I sigh – it’s hypocritical of me. I’ve been maintaining a strictly silent stance on the matter, which people have interpreted as me not caring and then he gets shown footage of me, smoking and screaming and crying.

I begin to itch for another tattoo, it’s right there in my head and it’s perfect. Bloody famous last words. I’ll trawl the internet for tattoo studios in Norwich in the morning and then I’ll drive in and ink myself up again.

God, if my mother could see me now.

Jez’s hand on my arms snaps me back to reality. “You’re going to quote at me now, aren’t you?” my voice is thick and choked with tears I haven’t realised have been running down my face. She stoically nods, her eyes haunted and clouded over with pain. Whatever it is she’s been through, it’s enough to break most people.
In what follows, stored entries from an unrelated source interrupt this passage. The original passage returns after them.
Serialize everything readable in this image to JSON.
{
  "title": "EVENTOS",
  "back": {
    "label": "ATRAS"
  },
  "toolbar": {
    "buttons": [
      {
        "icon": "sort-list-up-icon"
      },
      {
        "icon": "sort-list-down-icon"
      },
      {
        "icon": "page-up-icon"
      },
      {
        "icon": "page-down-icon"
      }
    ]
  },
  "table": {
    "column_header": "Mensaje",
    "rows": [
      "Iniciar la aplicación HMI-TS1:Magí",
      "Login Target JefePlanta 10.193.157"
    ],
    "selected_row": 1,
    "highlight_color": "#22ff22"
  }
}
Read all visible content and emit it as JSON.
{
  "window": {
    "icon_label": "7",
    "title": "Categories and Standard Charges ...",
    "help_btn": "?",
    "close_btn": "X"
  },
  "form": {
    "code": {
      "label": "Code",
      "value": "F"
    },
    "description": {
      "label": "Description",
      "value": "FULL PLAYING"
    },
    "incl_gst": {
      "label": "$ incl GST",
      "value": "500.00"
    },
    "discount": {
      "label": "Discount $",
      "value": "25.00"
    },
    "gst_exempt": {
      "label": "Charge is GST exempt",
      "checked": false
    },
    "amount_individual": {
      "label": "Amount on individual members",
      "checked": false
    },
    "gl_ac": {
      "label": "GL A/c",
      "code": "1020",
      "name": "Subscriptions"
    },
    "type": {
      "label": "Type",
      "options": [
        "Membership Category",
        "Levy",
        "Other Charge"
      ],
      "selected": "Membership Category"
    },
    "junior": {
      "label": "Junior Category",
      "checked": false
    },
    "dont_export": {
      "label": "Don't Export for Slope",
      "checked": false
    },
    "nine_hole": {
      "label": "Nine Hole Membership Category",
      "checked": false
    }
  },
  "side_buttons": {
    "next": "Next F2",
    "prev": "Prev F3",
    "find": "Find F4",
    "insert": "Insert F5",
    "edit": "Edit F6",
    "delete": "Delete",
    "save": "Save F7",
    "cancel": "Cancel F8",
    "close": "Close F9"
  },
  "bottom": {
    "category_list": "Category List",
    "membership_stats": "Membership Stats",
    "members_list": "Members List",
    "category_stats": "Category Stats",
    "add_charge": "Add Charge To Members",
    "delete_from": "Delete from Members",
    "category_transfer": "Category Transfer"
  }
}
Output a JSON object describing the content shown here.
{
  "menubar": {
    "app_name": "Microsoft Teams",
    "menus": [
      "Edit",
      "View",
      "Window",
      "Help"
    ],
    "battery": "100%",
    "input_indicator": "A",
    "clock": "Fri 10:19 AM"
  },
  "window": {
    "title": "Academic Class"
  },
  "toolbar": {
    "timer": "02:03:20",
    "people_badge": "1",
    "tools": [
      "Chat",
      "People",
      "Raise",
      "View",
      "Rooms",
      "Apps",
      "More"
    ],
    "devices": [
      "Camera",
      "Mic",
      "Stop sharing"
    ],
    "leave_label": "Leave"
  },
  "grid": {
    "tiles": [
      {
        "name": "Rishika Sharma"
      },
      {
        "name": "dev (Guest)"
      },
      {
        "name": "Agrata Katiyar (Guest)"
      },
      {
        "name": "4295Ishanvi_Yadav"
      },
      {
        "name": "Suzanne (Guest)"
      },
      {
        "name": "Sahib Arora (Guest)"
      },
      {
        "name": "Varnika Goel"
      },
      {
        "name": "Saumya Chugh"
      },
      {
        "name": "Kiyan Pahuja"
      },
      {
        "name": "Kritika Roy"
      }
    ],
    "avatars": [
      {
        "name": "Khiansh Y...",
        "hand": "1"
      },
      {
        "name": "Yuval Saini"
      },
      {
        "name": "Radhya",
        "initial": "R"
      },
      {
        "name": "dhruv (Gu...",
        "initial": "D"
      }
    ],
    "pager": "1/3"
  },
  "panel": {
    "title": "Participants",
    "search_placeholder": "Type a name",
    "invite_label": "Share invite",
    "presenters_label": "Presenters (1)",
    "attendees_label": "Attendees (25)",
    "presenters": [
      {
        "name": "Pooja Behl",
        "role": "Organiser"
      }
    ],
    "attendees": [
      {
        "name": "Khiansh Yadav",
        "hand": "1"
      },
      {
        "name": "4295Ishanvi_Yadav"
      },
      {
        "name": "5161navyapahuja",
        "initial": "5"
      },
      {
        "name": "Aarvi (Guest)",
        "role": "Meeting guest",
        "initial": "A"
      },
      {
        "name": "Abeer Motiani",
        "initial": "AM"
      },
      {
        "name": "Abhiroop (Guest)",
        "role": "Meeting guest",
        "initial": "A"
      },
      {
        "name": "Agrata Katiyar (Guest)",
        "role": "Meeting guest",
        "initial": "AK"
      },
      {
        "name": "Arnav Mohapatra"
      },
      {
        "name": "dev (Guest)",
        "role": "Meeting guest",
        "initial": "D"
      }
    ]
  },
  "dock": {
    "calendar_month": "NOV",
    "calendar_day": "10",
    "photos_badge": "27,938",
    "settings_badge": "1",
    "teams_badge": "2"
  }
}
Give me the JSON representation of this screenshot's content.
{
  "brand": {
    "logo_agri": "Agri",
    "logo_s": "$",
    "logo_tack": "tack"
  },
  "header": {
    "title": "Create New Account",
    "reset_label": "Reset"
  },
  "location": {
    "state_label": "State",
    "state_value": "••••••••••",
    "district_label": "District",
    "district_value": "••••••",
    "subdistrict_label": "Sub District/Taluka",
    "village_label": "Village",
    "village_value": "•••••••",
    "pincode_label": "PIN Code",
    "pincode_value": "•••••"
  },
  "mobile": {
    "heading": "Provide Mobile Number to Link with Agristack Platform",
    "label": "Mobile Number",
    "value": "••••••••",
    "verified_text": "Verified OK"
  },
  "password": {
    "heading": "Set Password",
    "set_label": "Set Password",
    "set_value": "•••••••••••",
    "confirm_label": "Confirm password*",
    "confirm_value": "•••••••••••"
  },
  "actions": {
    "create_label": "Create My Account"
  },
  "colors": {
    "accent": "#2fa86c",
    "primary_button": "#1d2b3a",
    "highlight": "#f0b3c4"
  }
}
“Without pain, tell me what’s the point in glory?” she unconsciously traces the inside of her left arm and my only thought is that the law deserves to be fucked.

“Tattoo?” I ask, and Jez nods, “you free this weekend?”

“Yeah,” she sounds confused.

“Cool,” I grin, “here at eleven, Saturday morning?”

“Are we learning guitar?” her eyebrows are pulled in.

“No, we’re fighting the law and winning,” Jez grins at the Clash reference before pulling me up off the sofa. We walk in a companionable silence for the short walk down my corridor where she sits herself down on the floor again, tightly lacing her DMs onto her feet.

It’s only after I open the door that I notice how dark it is outside. Perhaps it’s a little maternal of me, given that Eastfields has the lowest crime rate known to man, but I worry a little as I see Jez walking off down my driveway. I’m about to yell out to her, ask if she’d like a lift, when she merely rounds into the driveway next to mine.

She grins back at me and obviously takes a moment to drink in my bewildered expression before laughing. “It’s a friend’s,” I eye the door warily.

“Are you sure they’ll let you in at ten o’clock at night?” if I’m honest, I’d be a little annoyed if someone knocked on my door this late.

“I’ve got a key,” Jez smiles, fishing a key chain out of her pocket at jangling it at me. How close is she to this friend? I never got a key to Adam’s house. I feel a bit like the kid who didn’t get candy on Christmas.

I wait and make sure she gets in the house safely, waving goodbye to her before shutting my door and putting the bolt on. I quickly go into the kitchen and lock up using the keys – my mother was so paranoid about getting robbed in bloody Eastfields that she had a deadbolt put on as well as the regular lock and Yale.